Species of crustacean

Clibanarius tricolor is a hermit crab that lives in shallow water of the Caribbean Sea and is popular in the home aquarium trade. Its common names include blue-legged hermit crab, tricolor hermit crab, blueleg reef hermit crab, equal handed hermit crab and blueleg hermit crab.

==Description==
C. tricolor has blue legs with red banding between each segment, and reaches to 2 cm in size. Males of this species as most other hermit crab species are bigger than the females.

==Feeding==
C. tricolor is a detritivore, eating dead plants and animals that would otherwise clog the reef.

It also eats green hair algae, cyanobacteria and seaweed.
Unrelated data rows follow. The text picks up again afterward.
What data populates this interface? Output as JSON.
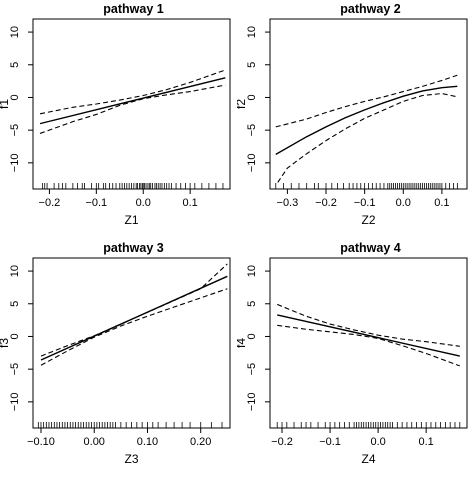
{
  "chart_data": [
    {
      "type": "line",
      "title": "pathway 1",
      "xlabel": "Z1",
      "ylabel": "f1",
      "xlim": [
        -0.235,
        0.185
      ],
      "ylim": [
        -14,
        12
      ],
      "xticks": [
        -0.2,
        -0.1,
        0.0,
        0.1
      ],
      "xtick_labels": [
        "−0.2",
        "−0.1",
        "0.0",
        "0.1"
      ],
      "yticks": [
        -10,
        -5,
        0,
        5,
        10
      ],
      "ytick_labels": [
        "−10",
        "−5",
        "0",
        "5",
        "10"
      ],
      "series": [
        {
          "style": "solid",
          "x": [
            -0.22,
            0.175
          ],
          "y": [
            -4.0,
            3.0
          ]
        },
        {
          "style": "dashed",
          "x": [
            -0.22,
            -0.15,
            -0.1,
            -0.05,
            0.0,
            0.05,
            0.1,
            0.175
          ],
          "y": [
            -2.5,
            -1.5,
            -1.0,
            -0.4,
            0.3,
            1.2,
            2.3,
            4.2
          ]
        },
        {
          "style": "dashed",
          "x": [
            -0.22,
            -0.15,
            -0.1,
            -0.05,
            0.0,
            0.05,
            0.1,
            0.175
          ],
          "y": [
            -5.5,
            -3.7,
            -2.6,
            -1.2,
            -0.2,
            0.4,
            0.9,
            1.9
          ]
        }
      ],
      "rug": [
        -0.215,
        -0.21,
        -0.205,
        -0.19,
        -0.18,
        -0.172,
        -0.165,
        -0.15,
        -0.14,
        -0.13,
        -0.125,
        -0.11,
        -0.1,
        -0.095,
        -0.085,
        -0.08,
        -0.072,
        -0.065,
        -0.058,
        -0.05,
        -0.045,
        -0.04,
        -0.035,
        -0.03,
        -0.025,
        -0.02,
        -0.015,
        -0.012,
        -0.008,
        -0.005,
        -0.002,
        0.0,
        0.003,
        0.006,
        0.01,
        0.013,
        0.016,
        0.02,
        0.025,
        0.028,
        0.032,
        0.036,
        0.04,
        0.045,
        0.05,
        0.055,
        0.06,
        0.07,
        0.08,
        0.09,
        0.1,
        0.11,
        0.125,
        0.14,
        0.155,
        0.17
      ]
    },
    {
      "type": "line",
      "title": "pathway 2",
      "xlabel": "Z2",
      "ylabel": "f2",
      "xlim": [
        -0.345,
        0.165
      ],
      "ylim": [
        -14,
        12
      ],
      "xticks": [
        -0.3,
        -0.2,
        -0.1,
        0.0,
        0.1
      ],
      "xtick_labels": [
        "−0.3",
        "−0.2",
        "−0.1",
        "0.0",
        "0.1"
      ],
      "yticks": [
        -10,
        -5,
        0,
        5,
        10
      ],
      "ytick_labels": [
        "−10",
        "−5",
        "0",
        "5",
        "10"
      ],
      "series": [
        {
          "style": "solid",
          "x": [
            -0.33,
            -0.25,
            -0.2,
            -0.15,
            -0.1,
            -0.05,
            0.0,
            0.05,
            0.1,
            0.14
          ],
          "y": [
            -8.7,
            -6.0,
            -4.5,
            -3.1,
            -1.9,
            -0.8,
            0.2,
            1.0,
            1.5,
            1.7
          ]
        },
        {
          "style": "dashed",
          "x": [
            -0.33,
            -0.25,
            -0.2,
            -0.15,
            -0.1,
            -0.05,
            0.0,
            0.05,
            0.1,
            0.14
          ],
          "y": [
            -4.5,
            -3.3,
            -2.3,
            -1.4,
            -0.6,
            0.1,
            0.9,
            1.7,
            2.6,
            3.4
          ]
        },
        {
          "style": "dashed",
          "x": [
            -0.325,
            -0.3,
            -0.25,
            -0.2,
            -0.15,
            -0.1,
            -0.05,
            0.0,
            0.05,
            0.1,
            0.14
          ],
          "y": [
            -13.0,
            -10.8,
            -8.6,
            -6.6,
            -4.8,
            -3.2,
            -1.9,
            -0.6,
            0.3,
            0.6,
            0.1
          ]
        }
      ],
      "rug": [
        -0.33,
        -0.31,
        -0.29,
        -0.27,
        -0.25,
        -0.23,
        -0.22,
        -0.2,
        -0.185,
        -0.17,
        -0.155,
        -0.14,
        -0.13,
        -0.12,
        -0.11,
        -0.1,
        -0.09,
        -0.08,
        -0.07,
        -0.06,
        -0.05,
        -0.04,
        -0.035,
        -0.03,
        -0.025,
        -0.02,
        -0.015,
        -0.01,
        -0.005,
        0.0,
        0.005,
        0.01,
        0.015,
        0.02,
        0.025,
        0.03,
        0.035,
        0.04,
        0.045,
        0.05,
        0.055,
        0.06,
        0.065,
        0.07,
        0.075,
        0.08,
        0.085,
        0.09,
        0.095,
        0.1,
        0.11,
        0.12,
        0.13,
        0.14
      ]
    },
    {
      "type": "line",
      "title": "pathway 3",
      "xlabel": "Z3",
      "ylabel": "f3",
      "xlim": [
        -0.115,
        0.255
      ],
      "ylim": [
        -14,
        12
      ],
      "xticks": [
        -0.1,
        0.0,
        0.1,
        0.2
      ],
      "xtick_labels": [
        "−0.10",
        "0.00",
        "0.10",
        "0.20"
      ],
      "yticks": [
        -10,
        -5,
        0,
        5,
        10
      ],
      "ytick_labels": [
        "−10",
        "−5",
        "0",
        "5",
        "10"
      ],
      "series": [
        {
          "style": "solid",
          "x": [
            -0.1,
            0.25
          ],
          "y": [
            -3.6,
            9.2
          ]
        },
        {
          "style": "dashed",
          "x": [
            -0.1,
            -0.05,
            0.0,
            0.05,
            0.1,
            0.15,
            0.2,
            0.25
          ],
          "y": [
            -3.0,
            -1.4,
            0.1,
            1.9,
            3.7,
            5.5,
            7.3,
            11.1
          ]
        },
        {
          "style": "dashed",
          "x": [
            -0.1,
            -0.05,
            0.0,
            0.05,
            0.1,
            0.15,
            0.2,
            0.25
          ],
          "y": [
            -4.4,
            -2.2,
            -0.1,
            1.6,
            3.1,
            4.5,
            5.9,
            7.3
          ]
        }
      ],
      "rug": [
        -0.105,
        -0.1,
        -0.095,
        -0.09,
        -0.085,
        -0.08,
        -0.075,
        -0.07,
        -0.065,
        -0.06,
        -0.055,
        -0.05,
        -0.045,
        -0.04,
        -0.035,
        -0.03,
        -0.025,
        -0.02,
        -0.015,
        -0.01,
        -0.005,
        0.0,
        0.005,
        0.01,
        0.015,
        0.02,
        0.025,
        0.03,
        0.035,
        0.04,
        0.05,
        0.06,
        0.07,
        0.08,
        0.09,
        0.1,
        0.11,
        0.12,
        0.135,
        0.15,
        0.165,
        0.18,
        0.2,
        0.22,
        0.24
      ]
    },
    {
      "type": "line",
      "title": "pathway 4",
      "xlabel": "Z4",
      "ylabel": "f4",
      "xlim": [
        -0.225,
        0.185
      ],
      "ylim": [
        -14,
        12
      ],
      "xticks": [
        -0.2,
        -0.1,
        0.0,
        0.1
      ],
      "xtick_labels": [
        "−0.2",
        "−0.1",
        "0.0",
        "0.1"
      ],
      "yticks": [
        -10,
        -5,
        0,
        5,
        10
      ],
      "ytick_labels": [
        "−10",
        "−5",
        "0",
        "5",
        "10"
      ],
      "series": [
        {
          "style": "solid",
          "x": [
            -0.21,
            0.17
          ],
          "y": [
            3.3,
            -3.0
          ]
        },
        {
          "style": "dashed",
          "x": [
            -0.21,
            -0.15,
            -0.1,
            -0.05,
            0.0,
            0.05,
            0.1,
            0.17
          ],
          "y": [
            4.9,
            3.1,
            1.9,
            1.0,
            0.2,
            -0.4,
            -0.8,
            -1.5
          ]
        },
        {
          "style": "dashed",
          "x": [
            -0.21,
            -0.15,
            -0.1,
            -0.05,
            0.0,
            0.05,
            0.1,
            0.17
          ],
          "y": [
            1.7,
            1.1,
            0.7,
            0.3,
            -0.3,
            -1.4,
            -2.6,
            -4.5
          ]
        }
      ],
      "rug": [
        -0.21,
        -0.2,
        -0.19,
        -0.175,
        -0.16,
        -0.15,
        -0.14,
        -0.125,
        -0.11,
        -0.1,
        -0.09,
        -0.08,
        -0.07,
        -0.06,
        -0.05,
        -0.045,
        -0.04,
        -0.035,
        -0.03,
        -0.025,
        -0.02,
        -0.015,
        -0.01,
        -0.005,
        0.0,
        0.005,
        0.01,
        0.015,
        0.02,
        0.025,
        0.03,
        0.04,
        0.05,
        0.06,
        0.07,
        0.08,
        0.09,
        0.1,
        0.11,
        0.12,
        0.13,
        0.14,
        0.15,
        0.16,
        0.17
      ]
    }
  ]
}
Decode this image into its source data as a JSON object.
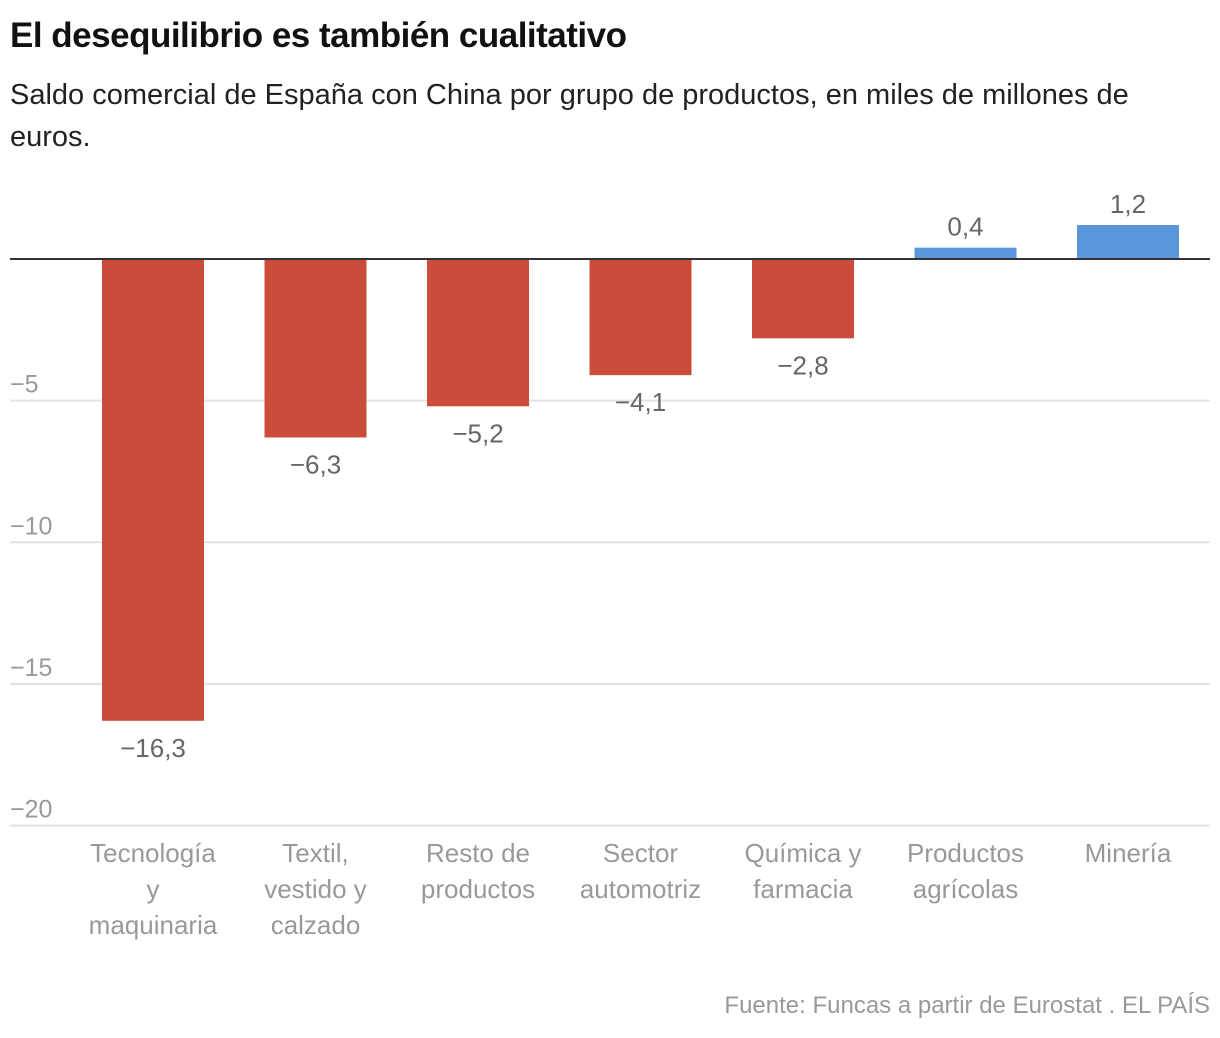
{
  "title": "El desequilibrio es también cualitativo",
  "subtitle": "Saldo comercial de España con China por grupo de productos, en miles de millones de euros.",
  "source": "Fuente: Funcas a partir de Eurostat . EL PAÍS",
  "chart_data": {
    "type": "bar",
    "categories": [
      [
        "Tecnología",
        "y",
        "maquinaria"
      ],
      [
        "Textil,",
        "vestido y",
        "calzado"
      ],
      [
        "Resto de",
        "productos"
      ],
      [
        "Sector",
        "automotriz"
      ],
      [
        "Química y",
        "farmacia"
      ],
      [
        "Productos",
        "agrícolas"
      ],
      [
        "Minería"
      ]
    ],
    "values": [
      -16.3,
      -6.3,
      -5.2,
      -4.1,
      -2.8,
      0.4,
      1.2
    ],
    "value_labels": [
      "−16,3",
      "−6,3",
      "−5,2",
      "−4,1",
      "−2,8",
      "0,4",
      "1,2"
    ],
    "yticks": [
      -5,
      -10,
      -15,
      -20
    ],
    "ytick_labels": [
      "−5",
      "−10",
      "−15",
      "−20"
    ],
    "ylim": [
      -20,
      1.2
    ],
    "grid": true,
    "colors": {
      "negative": "#cb4c3a",
      "positive": "#5b96db"
    }
  }
}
It even sifts through sand looking for food, cleaning the sand in the process.

== Behavior ==
During the day the crabs move slowly or rest, feeding usually begins at dusk and continues through the night. They usually congregate in rocky areas with 30cm of water. Members of the same group usually move in one general direction when feeding, think of a group of grazing cattle. By 4:30 in the morning they are back to their congregation. It seems that most of the crabs stay with their same respective groups day after day.

Shell fighting in this species also occurs. When the attacking crab approaches another, some aggressive moments may be made or the other crab may retreat. The attacking crab approaches from behind and turns the other crab on its back. The attacker may proceed to spin the victim and shell multiple times. The attacker's shell is then raised and then brought down rapidly. This process usually happens multiple times, until finally the attacker kicks the victim out of the shell. If this process fails the victim may remain upside down, where another attack may occur.

==In the aquarium==
C. tricolor is a popular aquarium hermit crab because of its coloration and because its feeding habits lead it to clean tanks. It is emblematic of the public's shift from purely decorative animals to "working" animals that help sustain the aquarium's ecosystem, reducing the need for active management by the owner.